Today’s five links you shouldn’t miss if you did…

– Look, the practical impacts of shortening the schedule from 162 games to 154 have been vastly overstated. It would cost Major League Baseball some (but not a lot of) money, and it would mean fewer — but not many fewer — overuse injuries. To make any real, noticeable differences, you’d probably have to get serious and shave a few weeks from the schedule, or add 22 off-days rather than eight. But this is baseball, where even the most modest of changes is hailed as revolutionary if not world-shaking. Anyway, last week’s Jayson Stark (here) and Jerry Crasnick (here) wrote a couple of good stories about this.

– Believe it or not, projections suggest that Matt Duffy will not be a measurably better player than Casey McGehee over the rest of this season. Even though Duffy’s a better fielder and a much better baserunner. McGehee’s been terrible this season, though, while Duffy’s been pretty good. So it’s hardly surprising that the Giants have designated McGehee — who just six years took a veteran player’s job in Milwaukee — and handed third base to Duffy. Upon getting the news, as CSNBayArea’s Alex Pavlovic writes, McGee responded with great class.

– My only beef with Major League Baseball and Memorial Day? Memorial Day shouldn’t be a marketing tool.

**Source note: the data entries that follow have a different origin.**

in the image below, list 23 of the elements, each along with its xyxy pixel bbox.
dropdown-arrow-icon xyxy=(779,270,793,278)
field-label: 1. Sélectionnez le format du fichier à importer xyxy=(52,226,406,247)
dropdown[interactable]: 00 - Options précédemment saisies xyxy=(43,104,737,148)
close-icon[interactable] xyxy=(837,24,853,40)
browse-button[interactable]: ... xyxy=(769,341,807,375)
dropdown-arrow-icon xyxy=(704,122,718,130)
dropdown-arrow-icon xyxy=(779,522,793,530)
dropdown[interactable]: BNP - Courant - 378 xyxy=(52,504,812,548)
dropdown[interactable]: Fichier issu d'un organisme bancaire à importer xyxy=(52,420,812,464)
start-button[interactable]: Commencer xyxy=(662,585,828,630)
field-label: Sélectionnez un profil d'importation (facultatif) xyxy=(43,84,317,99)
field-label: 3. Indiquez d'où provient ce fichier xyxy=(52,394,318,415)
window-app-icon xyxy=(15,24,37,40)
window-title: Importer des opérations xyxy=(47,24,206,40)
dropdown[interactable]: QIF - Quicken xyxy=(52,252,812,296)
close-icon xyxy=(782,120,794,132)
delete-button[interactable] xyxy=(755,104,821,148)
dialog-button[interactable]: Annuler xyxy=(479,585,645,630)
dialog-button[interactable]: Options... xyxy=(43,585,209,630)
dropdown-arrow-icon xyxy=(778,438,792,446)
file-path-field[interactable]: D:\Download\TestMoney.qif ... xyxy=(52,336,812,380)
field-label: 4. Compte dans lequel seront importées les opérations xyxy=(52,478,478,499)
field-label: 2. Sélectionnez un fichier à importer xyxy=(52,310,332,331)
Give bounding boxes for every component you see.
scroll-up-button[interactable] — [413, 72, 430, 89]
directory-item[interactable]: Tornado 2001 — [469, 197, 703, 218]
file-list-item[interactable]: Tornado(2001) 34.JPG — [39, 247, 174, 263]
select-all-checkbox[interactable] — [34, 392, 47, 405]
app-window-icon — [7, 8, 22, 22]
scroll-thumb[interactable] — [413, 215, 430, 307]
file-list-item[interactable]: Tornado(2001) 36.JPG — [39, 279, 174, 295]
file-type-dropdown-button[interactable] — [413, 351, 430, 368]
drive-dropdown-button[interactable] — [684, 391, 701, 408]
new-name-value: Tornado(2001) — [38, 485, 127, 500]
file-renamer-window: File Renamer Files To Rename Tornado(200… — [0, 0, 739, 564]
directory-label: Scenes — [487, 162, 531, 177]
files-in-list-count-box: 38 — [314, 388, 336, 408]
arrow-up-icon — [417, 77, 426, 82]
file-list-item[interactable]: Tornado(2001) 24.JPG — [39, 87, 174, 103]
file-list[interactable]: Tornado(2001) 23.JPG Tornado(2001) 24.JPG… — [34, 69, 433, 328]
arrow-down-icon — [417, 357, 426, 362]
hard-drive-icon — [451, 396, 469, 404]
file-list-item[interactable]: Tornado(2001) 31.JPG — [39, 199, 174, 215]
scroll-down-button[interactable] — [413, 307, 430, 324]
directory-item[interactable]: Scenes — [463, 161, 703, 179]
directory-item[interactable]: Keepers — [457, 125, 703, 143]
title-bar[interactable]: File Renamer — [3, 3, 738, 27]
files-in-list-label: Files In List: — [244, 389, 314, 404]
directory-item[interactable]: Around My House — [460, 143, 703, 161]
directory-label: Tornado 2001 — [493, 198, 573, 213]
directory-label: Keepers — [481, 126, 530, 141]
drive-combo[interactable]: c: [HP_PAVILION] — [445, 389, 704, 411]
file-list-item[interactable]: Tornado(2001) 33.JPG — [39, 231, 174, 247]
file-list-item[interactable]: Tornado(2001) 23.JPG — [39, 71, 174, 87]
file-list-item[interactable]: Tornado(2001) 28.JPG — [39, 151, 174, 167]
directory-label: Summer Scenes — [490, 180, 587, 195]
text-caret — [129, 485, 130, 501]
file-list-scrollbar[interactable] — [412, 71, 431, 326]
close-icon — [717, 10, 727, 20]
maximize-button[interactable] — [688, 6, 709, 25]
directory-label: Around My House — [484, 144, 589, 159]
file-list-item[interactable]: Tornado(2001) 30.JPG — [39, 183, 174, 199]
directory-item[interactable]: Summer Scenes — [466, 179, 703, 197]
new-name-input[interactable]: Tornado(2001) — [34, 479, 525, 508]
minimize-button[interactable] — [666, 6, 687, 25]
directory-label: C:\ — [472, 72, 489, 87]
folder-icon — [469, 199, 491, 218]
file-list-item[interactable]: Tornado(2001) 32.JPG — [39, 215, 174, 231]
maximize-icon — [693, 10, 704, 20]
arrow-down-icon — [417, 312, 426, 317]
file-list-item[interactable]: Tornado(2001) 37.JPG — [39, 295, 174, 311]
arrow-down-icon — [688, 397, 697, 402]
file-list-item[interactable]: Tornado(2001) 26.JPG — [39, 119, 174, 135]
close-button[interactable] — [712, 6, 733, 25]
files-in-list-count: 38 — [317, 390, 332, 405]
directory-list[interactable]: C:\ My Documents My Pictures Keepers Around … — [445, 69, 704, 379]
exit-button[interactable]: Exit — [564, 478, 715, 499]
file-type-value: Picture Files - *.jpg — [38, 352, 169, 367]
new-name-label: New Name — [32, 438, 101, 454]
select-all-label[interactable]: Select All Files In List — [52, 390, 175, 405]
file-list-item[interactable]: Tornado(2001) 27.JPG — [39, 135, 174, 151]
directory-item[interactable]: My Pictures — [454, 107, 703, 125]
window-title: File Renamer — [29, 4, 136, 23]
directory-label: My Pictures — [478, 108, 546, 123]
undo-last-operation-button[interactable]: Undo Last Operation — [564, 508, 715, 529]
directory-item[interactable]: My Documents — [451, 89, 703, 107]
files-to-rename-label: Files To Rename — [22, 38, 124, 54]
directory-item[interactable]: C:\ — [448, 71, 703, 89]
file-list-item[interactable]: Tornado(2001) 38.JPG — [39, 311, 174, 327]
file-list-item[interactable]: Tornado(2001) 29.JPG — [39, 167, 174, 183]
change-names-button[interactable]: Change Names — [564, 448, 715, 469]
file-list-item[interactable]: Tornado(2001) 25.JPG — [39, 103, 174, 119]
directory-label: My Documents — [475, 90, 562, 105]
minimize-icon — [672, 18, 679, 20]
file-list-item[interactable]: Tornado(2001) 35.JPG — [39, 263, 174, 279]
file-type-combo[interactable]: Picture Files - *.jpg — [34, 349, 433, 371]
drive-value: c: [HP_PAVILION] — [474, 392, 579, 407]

Plain and simple. And while there are certainly people associated with Major League Baseball who have pure hearts — yes, even this sort of facile, simplistic, ahistorical sentiment — comes from a good place, I’m sure — Major League Baseball the multi-billion-dollar business enterprise sees Memorial Day and (frankly) the fallen servicemembers its supposed to commeorate as a marketing tool. Plain and simple. Anyway, I tire of beating this drum every year. So I’ll leave the heavy lifting to Craig Calcaterra, who seems to have more energy this morning than I.

– Hey look! Clay Buchholz’s ERA is terrible again, just like last year! But as BP Boston’s Matt Collins points out, Buchholz has made some real changes in his repertoire this season and it’s paying off everywhere except in his ERA. 

– Finally, from October Hero to Oblivion (for now, at least) in one easy step. Travis Ishikawa: just the latest casualty of the million-man bullpen.